Phase Transitions and Magnetic Properties of Transition Metal Based Magnetocaloric Materials

Abstract

Efficient energy utilization has been central to human progress, with each new energy source driving societal and technological advancements. While fossil fuels like coal, oil, and natural gas currently dominate, their environmental impact and finite availability underscore the urgent need for sustainable alternatives. Developing environmentally friendly and efficient energy conversion processes is vital to addressing the challenges of resource scarcity and climate change. Magnetocaloric materials (MCMs) are at the forefront of research in advanced cooling technologies due to their ability to exhibit a magnetocaloric effect (MCE).
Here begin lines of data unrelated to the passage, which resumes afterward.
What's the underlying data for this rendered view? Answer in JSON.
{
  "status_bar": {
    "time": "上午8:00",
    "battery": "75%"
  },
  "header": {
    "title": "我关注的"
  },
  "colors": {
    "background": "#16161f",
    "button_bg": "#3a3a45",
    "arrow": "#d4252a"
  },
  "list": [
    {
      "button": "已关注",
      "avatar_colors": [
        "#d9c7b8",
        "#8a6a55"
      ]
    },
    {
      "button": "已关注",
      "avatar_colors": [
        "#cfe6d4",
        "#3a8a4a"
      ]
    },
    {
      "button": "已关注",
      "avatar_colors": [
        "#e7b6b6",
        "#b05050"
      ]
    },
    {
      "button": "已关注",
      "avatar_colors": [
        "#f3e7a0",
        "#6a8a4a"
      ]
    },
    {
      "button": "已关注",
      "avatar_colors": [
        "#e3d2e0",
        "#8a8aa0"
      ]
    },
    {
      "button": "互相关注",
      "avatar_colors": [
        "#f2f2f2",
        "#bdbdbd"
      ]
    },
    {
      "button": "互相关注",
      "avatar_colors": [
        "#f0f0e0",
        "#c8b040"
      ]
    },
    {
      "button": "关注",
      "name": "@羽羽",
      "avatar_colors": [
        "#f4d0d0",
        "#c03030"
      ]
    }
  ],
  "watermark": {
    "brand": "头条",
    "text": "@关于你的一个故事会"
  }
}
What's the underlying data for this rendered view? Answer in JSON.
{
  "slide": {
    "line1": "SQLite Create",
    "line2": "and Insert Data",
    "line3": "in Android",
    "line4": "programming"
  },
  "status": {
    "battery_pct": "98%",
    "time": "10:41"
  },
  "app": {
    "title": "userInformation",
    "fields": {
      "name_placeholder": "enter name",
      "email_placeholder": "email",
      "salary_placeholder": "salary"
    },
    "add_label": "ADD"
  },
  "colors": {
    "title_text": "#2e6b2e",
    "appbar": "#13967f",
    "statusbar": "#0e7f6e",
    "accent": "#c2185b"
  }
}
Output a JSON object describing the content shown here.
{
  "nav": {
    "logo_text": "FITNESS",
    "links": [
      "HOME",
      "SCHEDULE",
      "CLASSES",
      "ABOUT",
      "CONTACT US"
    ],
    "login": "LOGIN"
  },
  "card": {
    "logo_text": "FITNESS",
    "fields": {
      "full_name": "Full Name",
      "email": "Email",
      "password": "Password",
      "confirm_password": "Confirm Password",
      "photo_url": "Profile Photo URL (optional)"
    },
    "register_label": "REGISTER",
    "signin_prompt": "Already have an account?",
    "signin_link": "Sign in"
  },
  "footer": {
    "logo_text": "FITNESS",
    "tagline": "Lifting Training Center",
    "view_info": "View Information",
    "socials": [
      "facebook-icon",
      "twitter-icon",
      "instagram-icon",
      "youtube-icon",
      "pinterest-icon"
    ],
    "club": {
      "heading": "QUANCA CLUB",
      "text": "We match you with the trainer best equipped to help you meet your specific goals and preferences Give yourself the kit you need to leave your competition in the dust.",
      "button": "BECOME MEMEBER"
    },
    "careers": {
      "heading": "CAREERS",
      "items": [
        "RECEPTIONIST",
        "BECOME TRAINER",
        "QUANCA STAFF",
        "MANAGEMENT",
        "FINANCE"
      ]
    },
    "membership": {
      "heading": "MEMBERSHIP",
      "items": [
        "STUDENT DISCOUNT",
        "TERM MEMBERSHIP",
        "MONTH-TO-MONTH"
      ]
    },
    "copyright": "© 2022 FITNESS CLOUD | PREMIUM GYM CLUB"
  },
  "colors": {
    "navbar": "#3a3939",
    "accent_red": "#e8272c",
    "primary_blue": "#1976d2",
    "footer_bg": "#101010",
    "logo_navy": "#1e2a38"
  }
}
This area of study holds both significant fundamental scientific interest and critical application potential. From a scientific point of view, MCMs are highly intriguing due to their ability to exhibit a giant magnetocaloric effect (GMCE). Uncovering the underlying mechanisms of first-order magnetic transitions (FOMT) plays a pivotal role in advancing research and development in this field [1–6]. From an application perspective, related research primarily focuses on developing 3D-printed bulk materials to achieve gradient composites manufacturing of MCMs with enhanced heat transfer coefficients [7]. This approach is particularly relevant given the narrow operating range of FOMTs, which necessitates multiple material layers to achieve optimal efficiency [8]. However, for the successful commercialization of magnetic cooling and heat pump technologies, the primary future challenge lies in ensuring mechanical stability of GMCMs, which is a critical prerequisite. This thesis explores the unique structure and thermomagnetic properties of Fe2Pbased and potential novel MCM systems using techniques such as magnetization, heat capacity, Mössbauer spectroscopy, Density Functional Theory (DFT), X-ray and neutron diffraction.